Programmed obsolescence


This is especially common with printer manufacturers, where programmed smart microchips are embedded into ink cartridges to make them stop working after a certain number of prints or time has elapsed, even though the cartridge might still have enough usable ink or could be refilled.


This is a deliberate artificial disabling of a product where no hardware or software component has to fail for the product to actually stop working other than just the elapsing of time.


This is rife with software applications where older versions, even though they’re still operational, are made unserviceable until newer versions are purchased.


In some instances, such upgrades, like security patches for applications that include payment and banking transactions, can be extremely valuable, and software may deliberately lock out users with older, less secure versions to protect all parties involved.


This can also adversely affect users with older devices that might not be compatible with newer software that has no backward hardware compatibility, which would force users to purchase newer hardware or purchase firmware that would make older hardware compatible with newer software versions.


Software vendors can also deliberately drop support for older but still fully functional software versions, forcing users to purchase newer versions. This can be done by disabling updates for older software versions, sometimes because the cost of maintaining and supporting the older versions exceeds the revenue generated from the old software version itself.


Legal obsolescence


This refers to the obsolescence of a product through legislation, by discontinuation of support or manufacture of a product, or by subsidizing the purchase of newer technologies to encourage uptake and abandonment of older technologies. This can be seen in the electric vehicle versus gasoline or diesel vehicle industry.

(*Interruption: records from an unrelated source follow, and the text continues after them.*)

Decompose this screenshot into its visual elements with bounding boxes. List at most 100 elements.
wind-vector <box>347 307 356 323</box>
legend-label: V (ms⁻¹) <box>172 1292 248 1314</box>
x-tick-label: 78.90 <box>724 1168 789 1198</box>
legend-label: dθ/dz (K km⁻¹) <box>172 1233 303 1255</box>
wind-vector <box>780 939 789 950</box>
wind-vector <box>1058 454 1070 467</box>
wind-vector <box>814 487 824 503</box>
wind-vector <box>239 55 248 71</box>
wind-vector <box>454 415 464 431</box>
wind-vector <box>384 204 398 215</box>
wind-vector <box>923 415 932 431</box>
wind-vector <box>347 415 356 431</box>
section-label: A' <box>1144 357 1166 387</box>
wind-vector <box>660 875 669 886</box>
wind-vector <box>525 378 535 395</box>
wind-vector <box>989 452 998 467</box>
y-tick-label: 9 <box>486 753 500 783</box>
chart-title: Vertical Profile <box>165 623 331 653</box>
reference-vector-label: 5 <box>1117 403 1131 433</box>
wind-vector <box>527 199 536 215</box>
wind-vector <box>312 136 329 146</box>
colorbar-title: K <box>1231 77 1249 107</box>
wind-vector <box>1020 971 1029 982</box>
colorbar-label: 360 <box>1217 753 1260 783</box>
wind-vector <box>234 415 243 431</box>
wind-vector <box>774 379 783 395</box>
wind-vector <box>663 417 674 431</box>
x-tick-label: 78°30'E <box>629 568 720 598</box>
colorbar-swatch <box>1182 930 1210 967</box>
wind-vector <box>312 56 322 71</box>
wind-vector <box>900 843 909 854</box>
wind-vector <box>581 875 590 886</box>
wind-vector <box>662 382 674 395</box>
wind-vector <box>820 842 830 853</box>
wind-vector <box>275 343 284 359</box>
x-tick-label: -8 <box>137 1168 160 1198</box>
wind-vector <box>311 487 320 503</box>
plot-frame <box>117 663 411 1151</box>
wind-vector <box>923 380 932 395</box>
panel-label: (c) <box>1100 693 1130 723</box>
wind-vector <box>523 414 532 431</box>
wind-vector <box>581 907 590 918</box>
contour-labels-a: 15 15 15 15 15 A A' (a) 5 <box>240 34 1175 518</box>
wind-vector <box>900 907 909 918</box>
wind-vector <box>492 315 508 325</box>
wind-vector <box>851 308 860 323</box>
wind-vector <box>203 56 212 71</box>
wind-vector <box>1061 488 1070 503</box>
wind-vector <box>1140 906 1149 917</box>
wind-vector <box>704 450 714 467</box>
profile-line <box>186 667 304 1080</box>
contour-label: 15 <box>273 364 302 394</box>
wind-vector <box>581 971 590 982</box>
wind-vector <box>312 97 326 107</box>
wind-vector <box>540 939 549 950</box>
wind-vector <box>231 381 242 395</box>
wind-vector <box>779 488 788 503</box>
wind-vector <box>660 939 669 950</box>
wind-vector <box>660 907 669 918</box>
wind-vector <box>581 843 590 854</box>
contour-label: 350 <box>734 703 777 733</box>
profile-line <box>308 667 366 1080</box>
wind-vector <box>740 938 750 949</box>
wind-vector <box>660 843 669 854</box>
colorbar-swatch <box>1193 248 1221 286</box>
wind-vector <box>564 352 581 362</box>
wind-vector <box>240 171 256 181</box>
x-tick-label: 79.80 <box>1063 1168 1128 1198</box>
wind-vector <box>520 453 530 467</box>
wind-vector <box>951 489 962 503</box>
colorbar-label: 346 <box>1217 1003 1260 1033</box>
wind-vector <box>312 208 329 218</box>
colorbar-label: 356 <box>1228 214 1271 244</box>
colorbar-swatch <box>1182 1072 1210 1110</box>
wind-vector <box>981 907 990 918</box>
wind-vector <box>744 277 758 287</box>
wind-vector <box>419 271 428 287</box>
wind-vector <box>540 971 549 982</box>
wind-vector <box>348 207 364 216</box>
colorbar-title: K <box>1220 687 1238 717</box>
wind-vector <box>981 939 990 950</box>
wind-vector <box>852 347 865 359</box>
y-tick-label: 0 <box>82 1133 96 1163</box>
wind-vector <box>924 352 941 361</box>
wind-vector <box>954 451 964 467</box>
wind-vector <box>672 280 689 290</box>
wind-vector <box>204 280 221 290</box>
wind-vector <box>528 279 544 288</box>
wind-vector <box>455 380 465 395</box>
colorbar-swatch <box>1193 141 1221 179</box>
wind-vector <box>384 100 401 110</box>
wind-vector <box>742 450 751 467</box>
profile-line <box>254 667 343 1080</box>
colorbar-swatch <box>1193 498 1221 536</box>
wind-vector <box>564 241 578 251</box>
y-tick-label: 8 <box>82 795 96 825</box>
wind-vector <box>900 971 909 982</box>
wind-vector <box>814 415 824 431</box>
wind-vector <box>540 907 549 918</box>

Some countries or cities have started banning older diesel vehicles by introducing low-emission zones.


Proponents of shorter replacement cycles argue that obsolescence benefits users as it leads to ever-improving products, since a newer version of a product always comes with an improvement over the older version.


This can also be beneficial to the economy as it encourages consumption, thus contributing to economic growth and jobs.


Opponents argue that short replacement cycles are wasteful, exploitative for customers, and detrimental to the environment.